An event organised by the Centre for Environmental Humanities, with a contributing panel by group members Andy Flack, Victoria Bates and Lena Ferriday, on Senses and Sensory History, and Milo Newman on Approaches and methods.

Contributions will be in the form of short, five-minute ‘provocations’, rather than traditional papers, with plenty of time for discussion. The workshop will also serve as a chance for us to think together as a community about where the Centre should be focusing its efforts.

Programme

10am: Introduction.
Adrian Howkins & Paul Merchant, CEH Co-Directors.

10:15-11:30: Approaches and methods.
Michelle Bastian (University of Edinburgh), Helen Thomas-Hughes (Cabot Institute), Milo Newman (School of Geographical Sciences).

Coffee Break

11:45-1pm: Blue Humanities and Hydro-Humanities.
Laurence Publicover (English), Paul Merchant (Modern Languages), Joan Passey (English).

Lunch Break

1:45-3:00: Senses and Sensory History.
Andy Flack (History), Lena Ferriday (History), Victoria Bates (History).

Coffee Break

3:15-4:30: Energy Humanities.
Marianna Dudley (History), Melina Antonia Buns (University of Stavanger).
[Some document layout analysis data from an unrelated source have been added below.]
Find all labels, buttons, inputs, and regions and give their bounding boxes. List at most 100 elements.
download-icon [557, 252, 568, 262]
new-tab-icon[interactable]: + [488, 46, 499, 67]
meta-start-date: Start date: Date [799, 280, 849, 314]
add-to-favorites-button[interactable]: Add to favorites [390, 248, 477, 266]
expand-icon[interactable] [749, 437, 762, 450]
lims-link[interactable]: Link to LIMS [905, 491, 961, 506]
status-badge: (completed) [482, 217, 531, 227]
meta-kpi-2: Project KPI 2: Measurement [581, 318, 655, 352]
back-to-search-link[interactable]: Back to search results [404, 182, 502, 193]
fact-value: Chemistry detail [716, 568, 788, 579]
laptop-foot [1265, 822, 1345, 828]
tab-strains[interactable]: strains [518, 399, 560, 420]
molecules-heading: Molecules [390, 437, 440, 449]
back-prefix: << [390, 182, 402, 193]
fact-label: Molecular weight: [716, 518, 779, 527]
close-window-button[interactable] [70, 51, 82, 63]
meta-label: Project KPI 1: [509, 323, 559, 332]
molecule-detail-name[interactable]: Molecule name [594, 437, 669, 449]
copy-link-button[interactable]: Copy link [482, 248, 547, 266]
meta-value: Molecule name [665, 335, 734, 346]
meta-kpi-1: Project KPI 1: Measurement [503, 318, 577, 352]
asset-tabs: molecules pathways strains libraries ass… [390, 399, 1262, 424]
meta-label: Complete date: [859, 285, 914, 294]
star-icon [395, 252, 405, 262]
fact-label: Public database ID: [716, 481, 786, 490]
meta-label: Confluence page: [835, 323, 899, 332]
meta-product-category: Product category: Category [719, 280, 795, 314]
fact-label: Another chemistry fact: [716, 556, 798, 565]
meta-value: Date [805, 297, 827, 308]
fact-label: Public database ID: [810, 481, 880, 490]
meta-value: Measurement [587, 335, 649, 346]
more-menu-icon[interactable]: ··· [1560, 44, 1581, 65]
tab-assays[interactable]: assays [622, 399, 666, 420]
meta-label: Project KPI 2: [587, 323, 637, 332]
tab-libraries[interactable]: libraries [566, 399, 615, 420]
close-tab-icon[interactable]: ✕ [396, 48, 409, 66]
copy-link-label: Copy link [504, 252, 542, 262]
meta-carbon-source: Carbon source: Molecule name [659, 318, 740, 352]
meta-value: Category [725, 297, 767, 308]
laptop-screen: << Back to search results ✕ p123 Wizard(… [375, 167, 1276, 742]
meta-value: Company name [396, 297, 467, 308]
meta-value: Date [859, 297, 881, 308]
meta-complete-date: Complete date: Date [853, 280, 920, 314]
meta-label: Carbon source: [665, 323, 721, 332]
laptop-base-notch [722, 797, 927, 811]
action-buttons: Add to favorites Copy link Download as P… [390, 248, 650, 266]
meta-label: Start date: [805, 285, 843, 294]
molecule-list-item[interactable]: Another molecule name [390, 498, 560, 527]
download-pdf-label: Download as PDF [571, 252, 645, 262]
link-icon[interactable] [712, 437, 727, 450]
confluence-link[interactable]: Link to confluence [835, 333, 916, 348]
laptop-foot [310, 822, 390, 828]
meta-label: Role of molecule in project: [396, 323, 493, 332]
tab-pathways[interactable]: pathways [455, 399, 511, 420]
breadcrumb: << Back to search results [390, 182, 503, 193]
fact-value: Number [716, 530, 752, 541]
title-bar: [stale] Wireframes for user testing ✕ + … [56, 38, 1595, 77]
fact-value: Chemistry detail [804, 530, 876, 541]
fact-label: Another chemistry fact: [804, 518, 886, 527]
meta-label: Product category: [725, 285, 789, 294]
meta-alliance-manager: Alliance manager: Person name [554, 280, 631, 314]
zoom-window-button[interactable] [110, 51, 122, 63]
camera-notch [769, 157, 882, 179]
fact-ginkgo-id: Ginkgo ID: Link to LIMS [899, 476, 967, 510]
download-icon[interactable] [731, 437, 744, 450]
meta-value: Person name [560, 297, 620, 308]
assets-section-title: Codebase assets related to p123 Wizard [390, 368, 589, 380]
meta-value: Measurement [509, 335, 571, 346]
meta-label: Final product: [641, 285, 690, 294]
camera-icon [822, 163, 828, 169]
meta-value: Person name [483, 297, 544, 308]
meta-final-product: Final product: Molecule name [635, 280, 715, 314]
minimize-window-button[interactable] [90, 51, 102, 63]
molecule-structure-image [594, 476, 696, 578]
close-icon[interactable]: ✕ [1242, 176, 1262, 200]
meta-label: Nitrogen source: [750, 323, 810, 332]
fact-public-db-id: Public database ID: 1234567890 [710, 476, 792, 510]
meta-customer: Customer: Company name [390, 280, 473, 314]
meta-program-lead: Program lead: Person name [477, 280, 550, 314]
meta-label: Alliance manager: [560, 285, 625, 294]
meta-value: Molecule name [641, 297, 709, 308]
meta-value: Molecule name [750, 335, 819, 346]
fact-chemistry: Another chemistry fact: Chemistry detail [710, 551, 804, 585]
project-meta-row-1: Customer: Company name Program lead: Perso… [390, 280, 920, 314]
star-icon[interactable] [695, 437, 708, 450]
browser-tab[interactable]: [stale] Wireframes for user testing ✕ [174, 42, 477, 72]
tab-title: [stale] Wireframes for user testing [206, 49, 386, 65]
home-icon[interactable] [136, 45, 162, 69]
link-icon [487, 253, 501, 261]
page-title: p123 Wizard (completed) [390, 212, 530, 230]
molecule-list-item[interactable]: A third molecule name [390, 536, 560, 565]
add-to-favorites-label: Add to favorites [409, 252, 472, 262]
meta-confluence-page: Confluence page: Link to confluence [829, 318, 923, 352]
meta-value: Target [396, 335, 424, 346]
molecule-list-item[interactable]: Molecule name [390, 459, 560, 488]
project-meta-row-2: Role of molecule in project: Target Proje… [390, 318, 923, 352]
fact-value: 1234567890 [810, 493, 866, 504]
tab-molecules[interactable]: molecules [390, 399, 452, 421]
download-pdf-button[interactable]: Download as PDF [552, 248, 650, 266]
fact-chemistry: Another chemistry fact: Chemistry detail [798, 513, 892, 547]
4:30-5pm: Wrap-up. Where next for CEH?

 

Mark M. Smith, ‘The Last Reenactment and Applied Sensory History: How History and the Senses Can Make a Difference’

Wednesday 8 February 2023, 4 – 5pm (UK time). Online. Register here.

Mark M. Smith is a Carolina Distinguished Professor of History at the University of South Carolina, the author of numerous books on the American South and a foundational thinker in the field of sensory history. His research is concerned with helping to restore the full sensory texture of history and examine what the senses in addition to seeing might be able to tell us about historical experience and causation.

 

Hannah Thompson, ‘“Blindness Gain” and the Danger of Accessible Art’

Wednesday 2 November 2022, 4 – 5pm (UK time). Online. Register here.
Co-hosted with the Centre for Health, Humanities and Science

This talk will use examples from 3 Parisian art galleries to argue for a new approach to the display and interpretation of art. Most large museums and galleries work hard to make a few pieces of art accessible to blind and partially blind beholders. My research shows that this kind of access can do more harm than good. Here, I will use my theory of “blindness gain” to suggest that more inclusive approaches, informed by the practice of ‘creative audio description’ are the best way to create properly inclusive gallery experiences for everyone.

Hannah Thompson is Professor of French and Critical Disability Studies at Royal Holloway, University of London. Professor Thompson has published widely on French literature and theory, the body, gender, sexuality and disability.